Wednesday, 29 November 2017

Pampus Fort, Netherlands

There is a very stimulating attraction for all those who want to explore the military history of the Netherlands. The Fort Pampus, situated outside Amsterdam in the municipality of Muiden. Pampus is an artificial Island, part of Defence Line of Amsterdam belongs to the municipality of Gooise Meren. A late 19th century sea fort is also located in the IJmeer near Amsterdam. In 1996 UNESCO designated the entire Defence Line with its 42 forts a World Heritage Site. The construction work started in 1887 and creating the island and fort prerequisite the sinking of 3,800 piles and the importation of 45,000 cubic meters of sand. It took the Dutch eight years and ƒ 800,000 to construct the fort. The oval shape fort built of bricks and concrete. There are three floors in the main building, while on the ground floor were the troops quarters, kitchen, laundry, coal fired steam engines, dynamos, telegraph, first aid station and magazines.

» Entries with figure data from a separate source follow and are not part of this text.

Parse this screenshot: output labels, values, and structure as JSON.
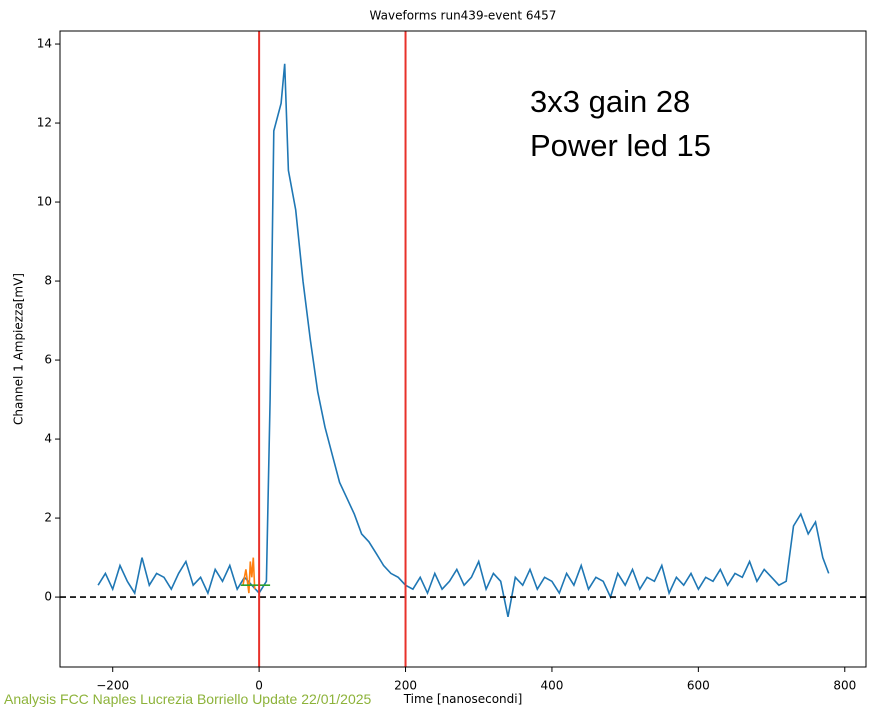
{
  "chart_data": {
    "type": "line",
    "title": "Waveforms run439-event 6457",
    "xlabel": "Time [nanosecondi]",
    "ylabel": "Channel 1 Ampiezza[mV]",
    "annotations": [
      "3x3 gain 28",
      "Power led 15"
    ],
    "xlim": [
      -272,
      829
    ],
    "ylim": [
      -1.77,
      14.33
    ],
    "xticks": [
      {
        "value": -200,
        "label": "−200"
      },
      0,
      200,
      400,
      600,
      800
    ],
    "yticks": [
      0,
      2,
      4,
      6,
      8,
      10,
      12,
      14
    ],
    "vlines": {
      "x": [
        0,
        200
      ],
      "color": "#e8312a"
    },
    "hline": {
      "y": 0,
      "color": "#000000"
    },
    "series": [
      {
        "color": "#1f77b4",
        "x": [
          -220,
          -210,
          -200,
          -190,
          -180,
          -170,
          -160,
          -150,
          -140,
          -130,
          -120,
          -110,
          -100,
          -90,
          -80,
          -70,
          -60,
          -50,
          -40,
          -30,
          -20,
          -10,
          0,
          10,
          15,
          20,
          30,
          35,
          40,
          50,
          60,
          70,
          80,
          90,
          100,
          110,
          120,
          130,
          140,
          150,
          160,
          170,
          180,
          190,
          200,
          210,
          220,
          230,
          240,
          250,
          260,
          270,
          280,
          290,
          300,
          310,
          320,
          330,
          340,
          350,
          360,
          370,
          380,
          390,
          400,
          410,
          420,
          430,
          440,
          450,
          460,
          470,
          480,
          490,
          500,
          510,
          520,
          530,
          540,
          550,
          560,
          570,
          580,
          590,
          600,
          610,
          620,
          630,
          640,
          650,
          660,
          670,
          680,
          690,
          700,
          710,
          720,
          730,
          740,
          750,
          760,
          770,
          778
        ],
        "values": [
          0.3,
          0.6,
          0.2,
          0.8,
          0.4,
          0.1,
          1.0,
          0.3,
          0.6,
          0.5,
          0.2,
          0.6,
          0.9,
          0.3,
          0.5,
          0.1,
          0.7,
          0.4,
          0.8,
          0.2,
          0.5,
          0.3,
          0.1,
          0.4,
          5.0,
          11.8,
          12.5,
          13.5,
          10.8,
          9.8,
          8.0,
          6.5,
          5.2,
          4.3,
          3.6,
          2.9,
          2.5,
          2.1,
          1.6,
          1.4,
          1.1,
          0.8,
          0.6,
          0.5,
          0.3,
          0.2,
          0.5,
          0.1,
          0.6,
          0.2,
          0.4,
          0.7,
          0.3,
          0.5,
          0.9,
          0.2,
          0.6,
          0.4,
          -0.5,
          0.5,
          0.3,
          0.7,
          0.2,
          0.5,
          0.4,
          0.1,
          0.6,
          0.3,
          0.8,
          0.2,
          0.5,
          0.4,
          0.0,
          0.6,
          0.3,
          0.7,
          0.2,
          0.5,
          0.4,
          0.8,
          0.1,
          0.5,
          0.3,
          0.6,
          0.2,
          0.5,
          0.4,
          0.7,
          0.3,
          0.6,
          0.5,
          0.9,
          0.4,
          0.7,
          0.5,
          0.3,
          0.4,
          1.8,
          2.1,
          1.6,
          1.9,
          1.0,
          0.6
        ]
      },
      {
        "color": "#ff7f0e",
        "x": [
          -22,
          -18,
          -14,
          -12,
          -10,
          -8,
          -6
        ],
        "values": [
          0.3,
          0.7,
          0.1,
          0.9,
          0.5,
          1.0,
          0.2
        ]
      },
      {
        "color": "#2ca02c",
        "x": [
          -25,
          15
        ],
        "values": [
          0.3,
          0.3
        ]
      }
    ]
  },
  "footer": "Analysis FCC Naples Lucrezia Borriello Update 22/01/2025"
}
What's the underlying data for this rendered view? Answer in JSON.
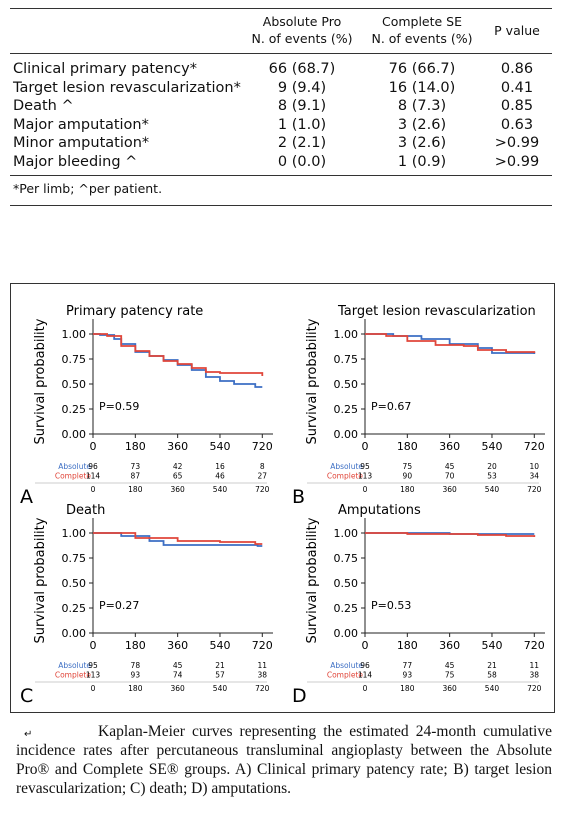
{
  "table": {
    "headers": [
      [
        "Absolute Pro",
        "N. of events (%)"
      ],
      [
        "Complete SE",
        "N. of events (%)"
      ],
      [
        "P value"
      ]
    ],
    "rows": [
      [
        "Clinical primary patency*",
        "66 (68.7)",
        "76 (66.7)",
        "0.86"
      ],
      [
        "Target lesion revascularization*",
        "9 (9.4)",
        "16 (14.0)",
        "0.41"
      ],
      [
        "Death ^",
        "8 (9.1)",
        "8 (7.3)",
        "0.85"
      ],
      [
        "Major amputation*",
        "1 (1.0)",
        "3 (2.6)",
        "0.63"
      ],
      [
        "Minor amputation*",
        "2 (2.1)",
        "3 (2.6)",
        ">0.99"
      ],
      [
        "Major bleeding ^",
        "0 (0.0)",
        "1 (0.9)",
        ">0.99"
      ]
    ],
    "footnote": "*Per limb; ^per patient."
  },
  "chart_data": [
    {
      "type": "line",
      "step": true,
      "panel": "A",
      "title": "Primary patency rate",
      "ylabel": "Survival probability",
      "annotation": "P=0.59",
      "xlim": [
        0,
        740
      ],
      "ylim": [
        0,
        1.05
      ],
      "xticks": [
        0,
        180,
        360,
        540,
        720
      ],
      "yticks": [
        {
          "value": 1,
          "label": "1.00"
        },
        0.75,
        {
          "value": 0.5,
          "label": "0.50"
        },
        0.25,
        {
          "value": 0,
          "label": "0.00"
        }
      ],
      "series": [
        {
          "name": "Absolute",
          "color": "#3d6fc4",
          "x": [
            0,
            30,
            90,
            120,
            180,
            240,
            300,
            360,
            420,
            480,
            540,
            600,
            690,
            720
          ],
          "values": [
            1,
            0.99,
            0.95,
            0.9,
            0.82,
            0.78,
            0.74,
            0.69,
            0.64,
            0.57,
            0.53,
            0.5,
            0.47,
            0.47
          ],
          "at_risk": [
            96,
            73,
            42,
            16,
            8
          ]
        },
        {
          "name": "Complete",
          "color": "#e0463a",
          "x": [
            0,
            60,
            120,
            180,
            240,
            300,
            360,
            420,
            480,
            540,
            600,
            720
          ],
          "values": [
            1,
            0.98,
            0.88,
            0.83,
            0.78,
            0.73,
            0.7,
            0.66,
            0.62,
            0.61,
            0.61,
            0.58
          ],
          "at_risk": [
            114,
            87,
            65,
            46,
            27
          ]
        }
      ]
    },
    {
      "type": "line",
      "step": true,
      "panel": "B",
      "title": "Target lesion revascularization",
      "ylabel": "Survival probability",
      "annotation": "P=0.67",
      "xlim": [
        0,
        740
      ],
      "ylim": [
        0,
        1.05
      ],
      "xticks": [
        0,
        180,
        360,
        540,
        720
      ],
      "yticks": [
        {
          "value": 1,
          "label": "1.00"
        },
        0.75,
        {
          "value": 0.5,
          "label": "0.50"
        },
        0.25,
        {
          "value": 0,
          "label": "0.00"
        }
      ],
      "series": [
        {
          "name": "Absolute",
          "color": "#3d6fc4",
          "x": [
            0,
            120,
            240,
            360,
            480,
            540,
            720
          ],
          "values": [
            1,
            0.98,
            0.95,
            0.9,
            0.86,
            0.81,
            0.8
          ],
          "at_risk": [
            95,
            75,
            45,
            20,
            10
          ]
        },
        {
          "name": "Complete",
          "color": "#e0463a",
          "x": [
            0,
            90,
            180,
            300,
            420,
            480,
            600,
            720
          ],
          "values": [
            1,
            0.98,
            0.93,
            0.89,
            0.88,
            0.84,
            0.82,
            0.81
          ],
          "at_risk": [
            113,
            90,
            70,
            53,
            34
          ]
        }
      ]
    },
    {
      "type": "line",
      "step": true,
      "panel": "C",
      "title": "Death",
      "ylabel": "Survival probability",
      "annotation": "P=0.27",
      "xlim": [
        0,
        740
      ],
      "ylim": [
        0,
        1.05
      ],
      "xticks": [
        0,
        180,
        360,
        540,
        720
      ],
      "yticks": [
        {
          "value": 1,
          "label": "1.00"
        },
        0.75,
        {
          "value": 0.5,
          "label": "0.50"
        },
        0.25,
        {
          "value": 0,
          "label": "0.00"
        }
      ],
      "series": [
        {
          "name": "Absolute",
          "color": "#3d6fc4",
          "x": [
            0,
            120,
            240,
            300,
            540,
            700,
            720
          ],
          "values": [
            1,
            0.97,
            0.92,
            0.88,
            0.88,
            0.87,
            0.87
          ],
          "at_risk": [
            95,
            78,
            45,
            21,
            11
          ]
        },
        {
          "name": "Complete",
          "color": "#e0463a",
          "x": [
            0,
            180,
            360,
            540,
            690,
            720
          ],
          "values": [
            1,
            0.95,
            0.92,
            0.91,
            0.89,
            0.89
          ],
          "at_risk": [
            113,
            93,
            74,
            57,
            38
          ]
        }
      ]
    },
    {
      "type": "line",
      "step": true,
      "panel": "D",
      "title": "Amputations",
      "ylabel": "Survival probability",
      "annotation": "P=0.53",
      "xlim": [
        0,
        740
      ],
      "ylim": [
        0,
        1.05
      ],
      "xticks": [
        0,
        180,
        360,
        540,
        720
      ],
      "yticks": [
        {
          "value": 1,
          "label": "1.00"
        },
        0.75,
        {
          "value": 0.5,
          "label": "0.50"
        },
        0.25,
        {
          "value": 0,
          "label": "0.00"
        }
      ],
      "series": [
        {
          "name": "Absolute",
          "color": "#3d6fc4",
          "x": [
            0,
            360,
            720
          ],
          "values": [
            1,
            0.99,
            0.99
          ],
          "at_risk": [
            96,
            77,
            45,
            21,
            11
          ]
        },
        {
          "name": "Complete",
          "color": "#e0463a",
          "x": [
            0,
            180,
            480,
            600,
            720
          ],
          "values": [
            1,
            0.99,
            0.98,
            0.97,
            0.96
          ],
          "at_risk": [
            114,
            93,
            75,
            58,
            38
          ]
        }
      ]
    }
  ],
  "caption": {
    "mark": "↵",
    "text": "Kaplan-Meier curves representing the estimated 24-month cumulative incidence rates after percutaneous transluminal angioplasty between the Absolute Pro® and Complete SE® groups. A) Clinical primary patency rate; B) target lesion revascularization; C) death; D) amputations."
  }
}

It is an island transformed in a fortress that served for various purposes before and after the First and Second World War. The fort is on a man-made island situated on what was the Pampus shallows or sandbank in the then Zuiderzee. There is a well-known Dutch expression "laying for Pampus" used to describe people that are lying down knocked out. It stems from the time ships had to wait for high tide at Pampus before they could enter the harbor of Amsterdam. Moreover, an 8 meter dry moat surround the building, and north and south tunnels connect the ground floor of the building to the concrete counterscarp. The fascinating fact about this network of defense is that the Dutch managed to use the traditional water controlling system, consisting of flooding, canals and locks, for fighting the enemy.

The fort was commissioned in 1895. It was armed with four Krupp 240 mm L35 guns deployed in two hydraulically operated cupolas of two guns each. Electric lifts brought shells and cartridges up from the magazines on the ground floor. These guns fired a shell of 280 kg for a range of up to 8KM. Each gun had a crew of an NCO and six gunners, who could get off one shot every six minutes. Pampus was one of only four forts in the Defence Line armed with large caliber guns. Pampus also had two positions for 57mm quick-firing guns for close-in defence. The counterscarp held four M90 Gardner machine guns on garrison mounts for the defence of the moat. Pampus had facilities for a permanent garrison of 200 men. In 1926 the fort received emplacements for three anti-aircraft guns. The fort never saw action and the completion in 1932 of the Afsluitdijk lost its strategic role and in 1933 the military abandoned it, after having removed the anti-aircraft guns.

There were some plans in 1950’s to site an anti-aircraft battery there, but the fort was declared surplus in 1952 and was transferred to the civilian authorities for disposal. Then in June 1985, the government scouted the fort with an eye to restoring the island and makes it accessible to the public.  Although, the Foundation bought the fort in 1990, and in 1992 the fort received a caretaker. Since then the fort has been occupied continuously. There is still one gun at Pampus, an 88 mm from a German minesweeper that was wrecked during storm in 1917. The gun was installed at the harbour of Pampus on 4 February 2003. Fort Pampus was restored in 2007 and opened to the public that was able to admire and discover all of the historical features of the building. It is open to the public from April to October, Tuesday to Sunday. The island is approximately three kilometers from the coast and the Muiden ferry takes around 20 minutes to get there. There are also direct ferries from Amsterdam, and one can reach the fort by private vessel.